Gently, with her thumb and forefinger, she took the flash drive off him. Already he was getting up to leave. No words, no small-talk about the humidity outside, no goodbyes. The handover had been made. She knew what she had to do now, without a moment’s delay. By the time the man was out of the door, leaving her alone in the empty café, she was reaching into her pocket for the packet of chewing gum they had given her. Wrigley’s Spearmint, it said on the packet, and indeed she could smell the mint-flavoured powder even as she unwrapped the first stick. Quickly, she popped it into her mouth and began to chew. Moments later, as soon as the gum had become a moist, sticky ball, she spat it into the palm of her hand and pressed the tiny memory stick into it, taking care to envelop it so nothing protruded. Then keeping her eyes on the door, she took the wad of gum with its contents and pressed it carefully into the gap behind her third upper molar, the gap where her wisdom tooth had long ago been removed. Within seconds it would harden and be all but invisible to anyone unless they knew exactly what to look for. It was time to pay up, head out of the door and catch that flight to Singapore.

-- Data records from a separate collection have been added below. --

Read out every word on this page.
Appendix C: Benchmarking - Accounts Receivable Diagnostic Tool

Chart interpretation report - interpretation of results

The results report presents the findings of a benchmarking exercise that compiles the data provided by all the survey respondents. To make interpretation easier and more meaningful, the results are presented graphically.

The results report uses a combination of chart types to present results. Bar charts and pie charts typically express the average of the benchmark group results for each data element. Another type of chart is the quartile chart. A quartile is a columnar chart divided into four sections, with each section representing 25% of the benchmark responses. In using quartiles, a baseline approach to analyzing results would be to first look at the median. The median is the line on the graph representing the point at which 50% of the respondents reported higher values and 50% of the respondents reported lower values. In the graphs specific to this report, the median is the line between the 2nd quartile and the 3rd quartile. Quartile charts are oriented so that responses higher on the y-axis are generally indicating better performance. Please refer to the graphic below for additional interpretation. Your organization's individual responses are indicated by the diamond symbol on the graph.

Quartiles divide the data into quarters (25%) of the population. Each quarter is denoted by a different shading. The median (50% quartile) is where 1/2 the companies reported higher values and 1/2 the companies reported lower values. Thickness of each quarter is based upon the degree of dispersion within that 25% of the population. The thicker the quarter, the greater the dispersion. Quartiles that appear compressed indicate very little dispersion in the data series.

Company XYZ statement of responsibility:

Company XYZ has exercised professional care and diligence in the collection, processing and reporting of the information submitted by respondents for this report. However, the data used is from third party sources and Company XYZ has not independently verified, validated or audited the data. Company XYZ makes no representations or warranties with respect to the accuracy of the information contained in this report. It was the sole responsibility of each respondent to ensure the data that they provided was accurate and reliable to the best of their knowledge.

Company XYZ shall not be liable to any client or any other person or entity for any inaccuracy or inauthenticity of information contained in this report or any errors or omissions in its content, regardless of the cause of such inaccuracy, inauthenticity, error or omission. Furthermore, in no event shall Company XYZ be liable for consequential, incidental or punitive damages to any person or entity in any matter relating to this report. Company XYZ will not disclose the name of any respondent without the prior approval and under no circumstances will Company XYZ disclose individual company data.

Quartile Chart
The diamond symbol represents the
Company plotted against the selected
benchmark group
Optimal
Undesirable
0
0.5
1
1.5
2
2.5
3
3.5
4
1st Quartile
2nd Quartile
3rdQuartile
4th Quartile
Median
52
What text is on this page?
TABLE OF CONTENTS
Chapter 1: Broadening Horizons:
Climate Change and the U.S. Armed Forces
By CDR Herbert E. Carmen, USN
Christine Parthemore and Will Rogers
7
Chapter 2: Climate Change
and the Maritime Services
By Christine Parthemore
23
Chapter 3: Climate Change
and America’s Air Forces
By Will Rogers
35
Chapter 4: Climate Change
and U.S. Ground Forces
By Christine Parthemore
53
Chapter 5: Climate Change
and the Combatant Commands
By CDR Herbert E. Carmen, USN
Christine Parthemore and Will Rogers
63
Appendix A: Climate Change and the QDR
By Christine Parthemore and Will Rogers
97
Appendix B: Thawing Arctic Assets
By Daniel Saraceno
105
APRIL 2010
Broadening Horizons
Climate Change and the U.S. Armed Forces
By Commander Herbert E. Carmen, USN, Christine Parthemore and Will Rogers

It was just as she was getting up to pay that she saw the two men walk in. Despite the heat they were wearing suits, dressed like civil servants, but she could see they were stockily built and they didn’t look to Hannah like the sort of people who worked in an office. Once, when she was fourteen and riding her bicycle, she had been involved in a road accident. She had watched the car swerving and skidding towards her before it hit her side-on with a terrible bang. The whole thing could not have lasted more than three seconds at most, and yet it had seemed to her at the time to play out in slow motion. What Hannah was experiencing right now, in the Tai Wo Tang Café in Kowloon, was just such a moment.

Half mesmerized, she watched as the men turned and locked the bolts on the door from the inside then began pushing their way past the tables and chairs towards her, closing the distance between them. With a jolt, she realized she was trapped. Instinctively, she screamed for help and dashed towards the kitchen area at the back but there was no one there and nobody came to her aid. It was all happening very fast. Within seconds the men were on her: the choke hold, the breathless struggle, the frantic kicking and the awful feeling of being outnumbered by superior odds and then, in the final moment, the chloroform pad being clamped over her nose and mouth as Dr Hannah Slade sank helplessly into oblivion.